There exists different work in this direction. The KeY team once worked on the possibility to extract contracts from state charts. Simon Bliudze is working on a technique to annotate Java classes with states and transitions, where some methods describe transitions, and other methods serve as guards. Marieke Huisman and Wytse Oortwijn worked on adding the notion of models to the annotation language of VerCors (based on permission-based separation logic). The logic allows one to prove that the program behaves according to the model, i.e. the program refines the model. External tools (currently mCRL2) are used to verify behavioural properties about the model, and from this we can conclude that the program also satisfies these properties.

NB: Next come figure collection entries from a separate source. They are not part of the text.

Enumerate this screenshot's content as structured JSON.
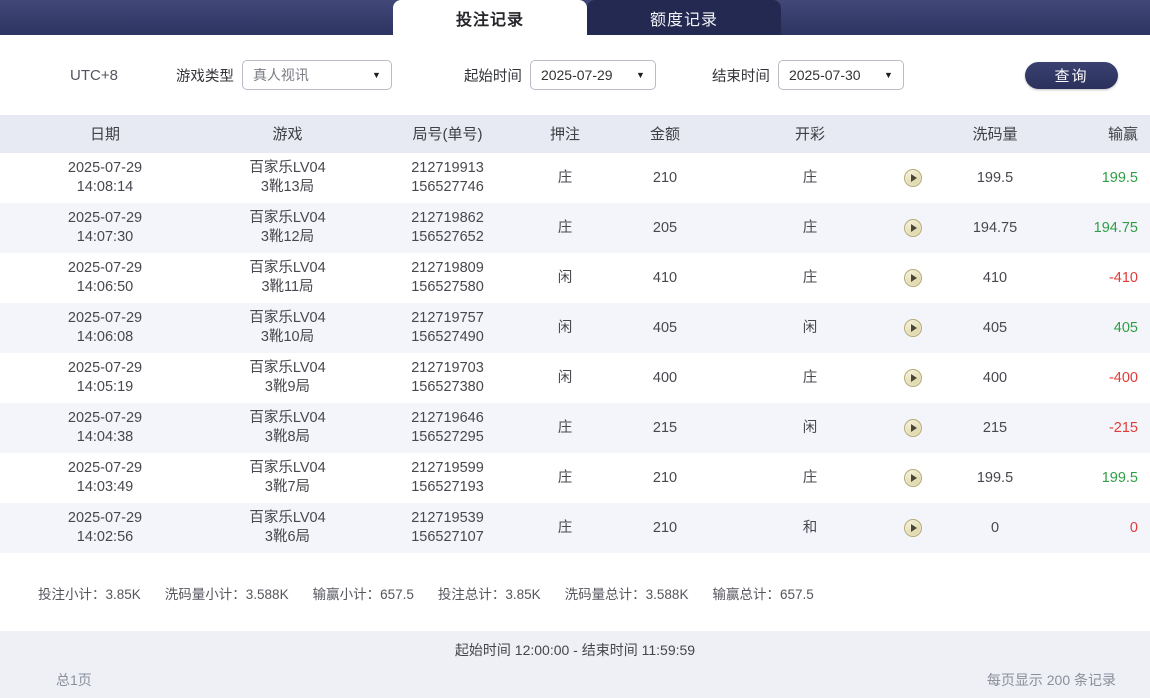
{
  "tabs": [
    {
      "label": "投注记录",
      "active": true
    },
    {
      "label": "额度记录",
      "active": false
    }
  ],
  "filters": {
    "timezone": "UTC+8",
    "game_type_label": "游戏类型",
    "game_type_value": "真人视讯",
    "start_label": "起始时间",
    "start_value": "2025-07-29",
    "end_label": "结束时间",
    "end_value": "2025-07-30",
    "dropdown_arrow": "▼",
    "query_label": "查询"
  },
  "table": {
    "headers": [
      "日期",
      "游戏",
      "局号(单号)",
      "押注",
      "金额",
      "开彩",
      "",
      "洗码量",
      "输赢"
    ],
    "rows": [
      {
        "date": "2025-07-29",
        "time": "14:08:14",
        "game": "百家乐LV04",
        "round": "3靴13局",
        "no1": "212719913",
        "no2": "156527746",
        "bet": "庄",
        "amount": "210",
        "result": "庄",
        "rolling": "199.5",
        "winloss": "199.5",
        "trend": "up"
      },
      {
        "date": "2025-07-29",
        "time": "14:07:30",
        "game": "百家乐LV04",
        "round": "3靴12局",
        "no1": "212719862",
        "no2": "156527652",
        "bet": "庄",
        "amount": "205",
        "result": "庄",
        "rolling": "194.75",
        "winloss": "194.75",
        "trend": "up"
      },
      {
        "date": "2025-07-29",
        "time": "14:06:50",
        "game": "百家乐LV04",
        "round": "3靴11局",
        "no1": "212719809",
        "no2": "156527580",
        "bet": "闲",
        "amount": "410",
        "result": "庄",
        "rolling": "410",
        "winloss": "-410",
        "trend": "down"
      },
      {
        "date": "2025-07-29",
        "time": "14:06:08",
        "game": "百家乐LV04",
        "round": "3靴10局",
        "no1": "212719757",
        "no2": "156527490",
        "bet": "闲",
        "amount": "405",
        "result": "闲",
        "rolling": "405",
        "winloss": "405",
        "trend": "up"
      },
      {
        "date": "2025-07-29",
        "time": "14:05:19",
        "game": "百家乐LV04",
        "round": "3靴9局",
        "no1": "212719703",
        "no2": "156527380",
        "bet": "闲",
        "amount": "400",
        "result": "庄",
        "rolling": "400",
        "winloss": "-400",
        "trend": "down"
      },
      {
        "date": "2025-07-29",
        "time": "14:04:38",
        "game": "百家乐LV04",
        "round": "3靴8局",
        "no1": "212719646",
        "no2": "156527295",
        "bet": "庄",
        "amount": "215",
        "result": "闲",
        "rolling": "215",
        "winloss": "-215",
        "trend": "down"
      },
      {
        "date": "2025-07-29",
        "time": "14:03:49",
        "game": "百家乐LV04",
        "round": "3靴7局",
        "no1": "212719599",
        "no2": "156527193",
        "bet": "庄",
        "amount": "210",
        "result": "庄",
        "rolling": "199.5",
        "winloss": "199.5",
        "trend": "up"
      },
      {
        "date": "2025-07-29",
        "time": "14:02:56",
        "game": "百家乐LV04",
        "round": "3靴6局",
        "no1": "212719539",
        "no2": "156527107",
        "bet": "庄",
        "amount": "210",
        "result": "和",
        "rolling": "0",
        "winloss": "0",
        "trend": "down"
      }
    ]
  },
  "summary": [
    {
      "label": "投注小计：",
      "value": "3.85K"
    },
    {
      "label": "洗码量小计：",
      "value": "3.588K"
    },
    {
      "label": "输赢小计：",
      "value": "657.5"
    },
    {
      "label": "投注总计：",
      "value": "3.85K"
    },
    {
      "label": "洗码量总计：",
      "value": "3.588K"
    },
    {
      "label": "输赢总计：",
      "value": "657.5"
    }
  ],
  "footer": {
    "time_range": "起始时间 12:00:00 - 结束时间 11:59:59",
    "page_info": "总1页",
    "per_page": "每页显示 200 条记录"
  },
  "colors": {
    "topbar": "#2e3460",
    "inactive_tab": "#232950",
    "header_bg": "#e8eaf3",
    "stripe_bg": "#f4f5fa",
    "win_green": "#2f9e45",
    "loss_red": "#e23c39",
    "play_icon_bg": "#ddd3a0"
  }
}
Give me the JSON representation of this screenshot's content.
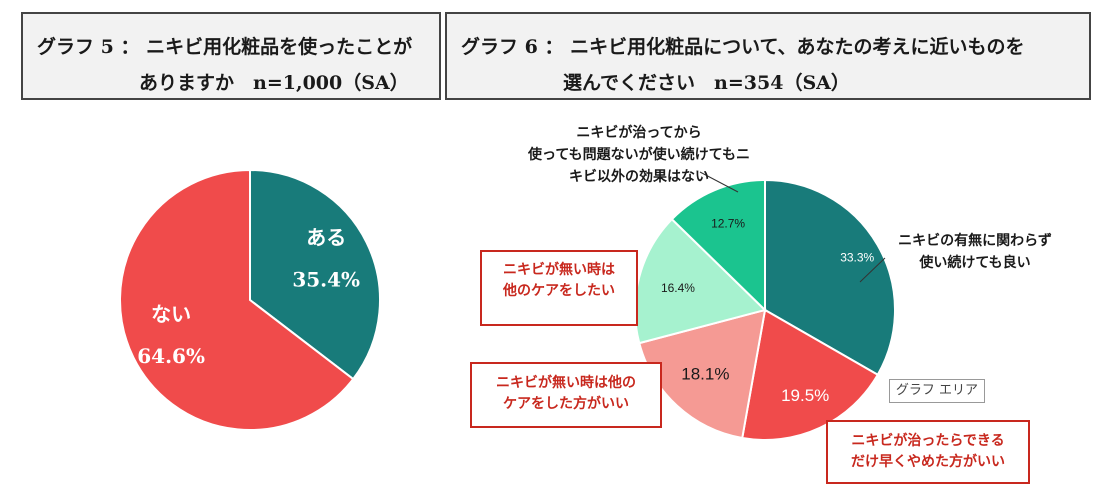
{
  "graph5": {
    "title_line1": "グラフ 5 ： ニキビ用化粧品を使ったことが",
    "title_line2": "ありますか　n=1,000（SA）"
  },
  "graph6": {
    "title_line1": "グラフ 6 ： ニキビ用化粧品について、あなたの考えに近いものを",
    "title_line2": "選んでください　n=354（SA）",
    "area_tag": "グラフ エリア"
  },
  "colors": {
    "teal": "#187b7a",
    "red": "#f04b4b",
    "salmon": "#f59a94",
    "mint": "#a6f2cf",
    "green": "#1bc48f",
    "label_red": "#c8281e"
  },
  "chart_data": [
    {
      "type": "pie",
      "title": "グラフ 5 ： ニキビ用化粧品を使ったことがありますか　n=1,000（SA）",
      "slices": [
        {
          "label": "ある",
          "value": 35.4,
          "value_label": "35.4%",
          "color": "#187b7a"
        },
        {
          "label": "ない",
          "value": 64.6,
          "value_label": "64.6%",
          "color": "#f04b4b"
        }
      ]
    },
    {
      "type": "pie",
      "title": "グラフ 6 ： ニキビ用化粧品について、あなたの考えに近いものを選んでください　n=354（SA）",
      "slices": [
        {
          "label": "ニキビの有無に関わらず 使い続けても良い",
          "value": 33.3,
          "value_label": "33.3%",
          "color": "#187b7a"
        },
        {
          "label": "ニキビが治ったらできる だけ早くやめた方がいい",
          "value": 19.5,
          "value_label": "19.5%",
          "color": "#f04b4b"
        },
        {
          "label": "ニキビが無い時は他の ケアをした方がいい",
          "value": 18.1,
          "value_label": "18.1%",
          "color": "#f59a94"
        },
        {
          "label": "ニキビが無い時は 他のケアをしたい",
          "value": 16.4,
          "value_label": "16.4%",
          "color": "#a6f2cf"
        },
        {
          "label": "ニキビが治ってから 使っても問題ないが使い続けてもニ キビ以外の効果はない",
          "value": 12.7,
          "value_label": "12.7%",
          "color": "#1bc48f"
        }
      ]
    }
  ],
  "slice_labels": {
    "keep_using": [
      "ニキビの有無に関わらず",
      "使い続けても良い"
    ],
    "stop_asap": [
      "ニキビが治ったらできる",
      "だけ早くやめた方がいい"
    ],
    "no_care_other": [
      "ニキビが無い時は他の",
      "ケアをした方がいい"
    ],
    "no_care": [
      "ニキビが無い時は",
      "他のケアをしたい"
    ],
    "no_other_effect": [
      "ニキビが治ってから",
      "使っても問題ないが使い続けてもニ",
      "キビ以外の効果はない"
    ]
  }
}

The discussion then continued on the relation between inheritance and contracts. How does inheritance match with abstract models? For this you would need some form of behavioural subtyping. Of course, a challenge is that programming languages do not guarantee behavioural subtyping, thus this requires discipline from the programmer. There is a discussion whether we could find ways to automatically characterise when inheritance coincides with refinement/behavioural subtyping. The theory of behavioural subtyping is wellknown, but it requires careful checks from the developer.

Last, tool support for contract languages was discussed. Tools like Dafny are nice to use, but it can be annoying that you never get the symbolic state if verification fails, which can make it hard to understand why verification fails.

A few approaches to address this problem are discussed. Mattias, from the KeY team is working on an interactive Dafny verification environment (DIVE), which gives more feedback when verification fails. With Why3, there is extensive support for the manipulation of a non-provable goal. SPARK tries to provide user feedback, based on relatively simple checks. For example, if a variable is used in the method, but not mentioned in the pre- and postconditions. The StaDy plugin of Frama-C uses dynamic verification to analyse the reason that static verification fails, and it can give feedback if that was because of missing pre- and postconditions, implementation errors, or prover incompleteness.